The ElasticSearch Bulk Insert step consists of four tabs: General, Servers, Fields, and Settings.

General tab

 
ElasticSearch Bulk Insert General Tab
Option Description
Index Specifies the name of the index you want to add data to. If an index with that name doesn't yet exist in ElasticSearch, it creates one.
Type Indicates the category the data should be placed in.
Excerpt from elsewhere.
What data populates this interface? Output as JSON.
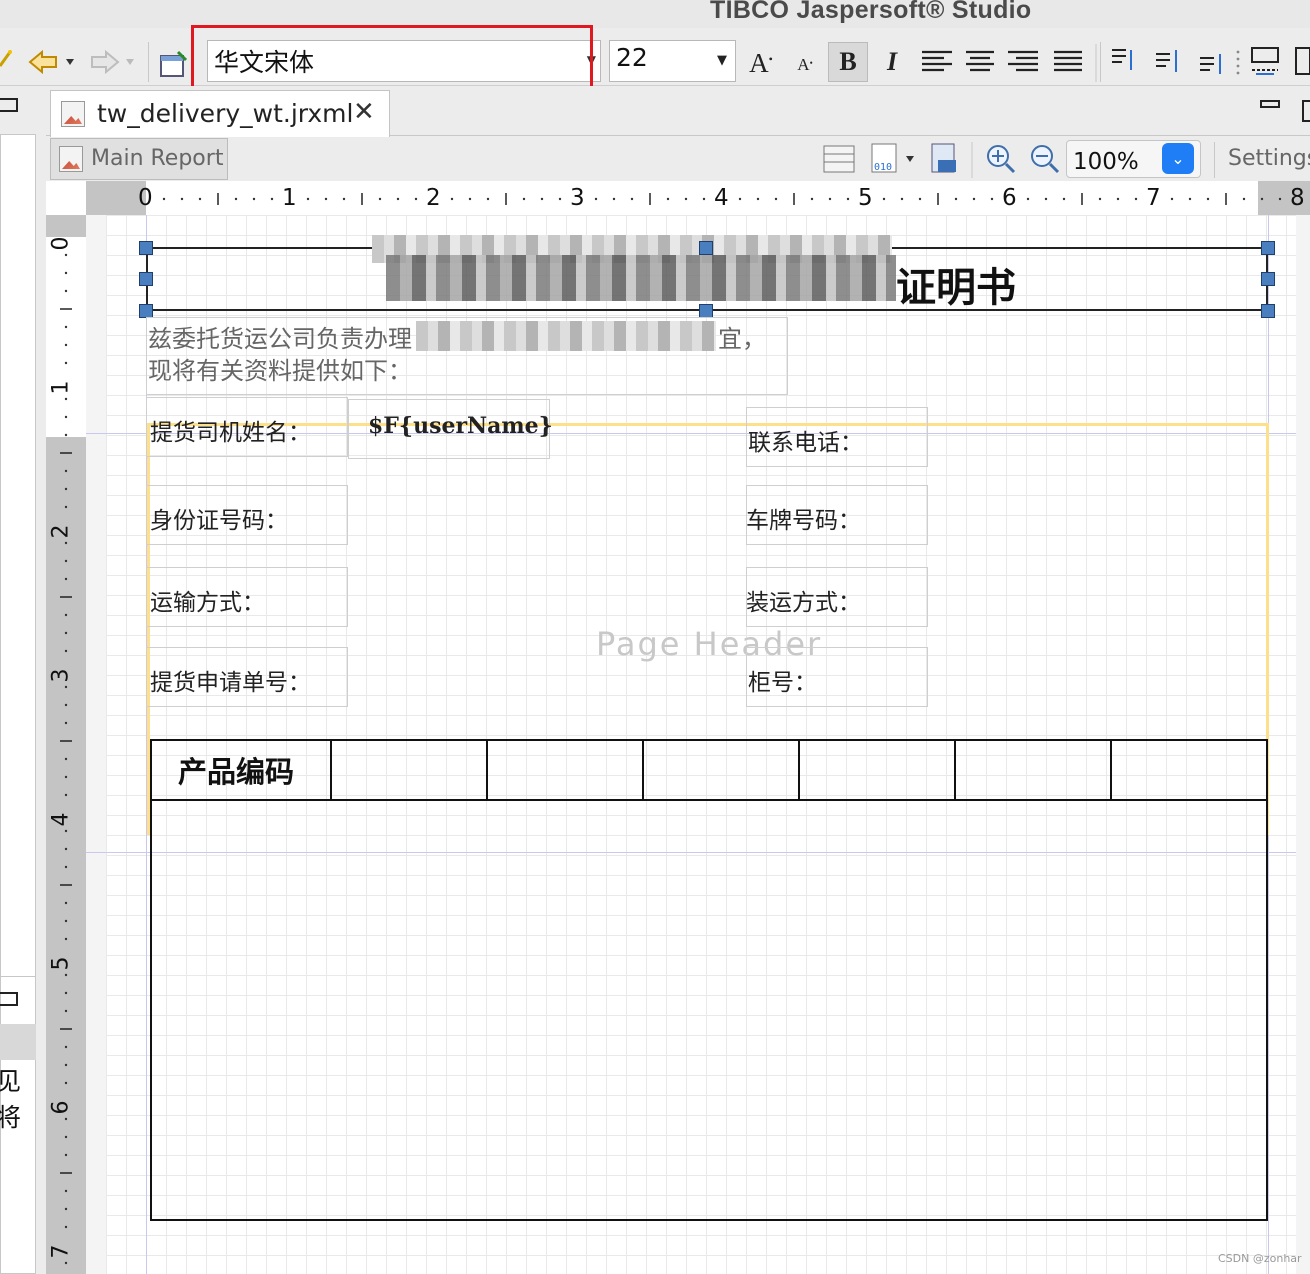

You define the category. In general practice, the type sometimes describes the data. For example, if the index is "twitter" the type might be tweet.
Test Index Checks whether the index exists in ElasticSearch.
Batch Size Indicates the number of items in the batch. (If you set the batch size is set to one, it is not a bulk insert, but setting it to a higher number is.)
Stop on Error Stops processing if there is an error, such as a problem with adding the document or the bulk push to the index or if the JSON is not well-formed. If this option is not selected, and an error occurs, the row is not processed, but the transformation keeps running so that other rows are processed.
Batch Timeout Indicates how long batch should be processed before the batch times out, and processing ends.
ID Field Indicates the name of the ID Field in the file.
Overwrite if exists If the output file exists because this transformation was run before, allows the output to be overwritten.
Output Rows Sends the rows that are successfully processed by ElasticSearch to the to the next step (or the output). If you've checked Stop on Error, the rows that were successful up until the time the error occurs is sent to the next step (or the output). Otherwise, rows successfully processed by Elastic search rows are sent to the next step (or the output).
ID Output Field Indicates the name if the ID field that is in the output. If this is left blank, the value in the ID Field is used instead.
JSON Input Indicates whether the input is a JSON file.
JSON Field Indicates the JSON node from which processing should begin.

Servers tab

 
ElasticSearch Bulk Insert Servers Tab
Option Description
# Number of the server entry.
Address IP address of the server you want to connect to.
Port Port number for the server you want to connect to.
Test Connection Verifies that the connection can be made to the servers listed in this tab.

Fields tab

 
ElasticSearch Bulk Insert Fields Tab
Option Description
# Number of the fields entry.
Name Name from the input.
Target Name Output field name.
Get Fields Retrieves the fields from the input.

Settings tab

 
ElasticSearch Bulk Insert Settings Tab
Option Description
# Number of the settings entry.
Setting Name of the batch.
Value Value for the batch.

Reference information

 

Elastic, which is the company that makes ElasticSearch, has an API as well as user documentation that can give you more background on the fields in this step.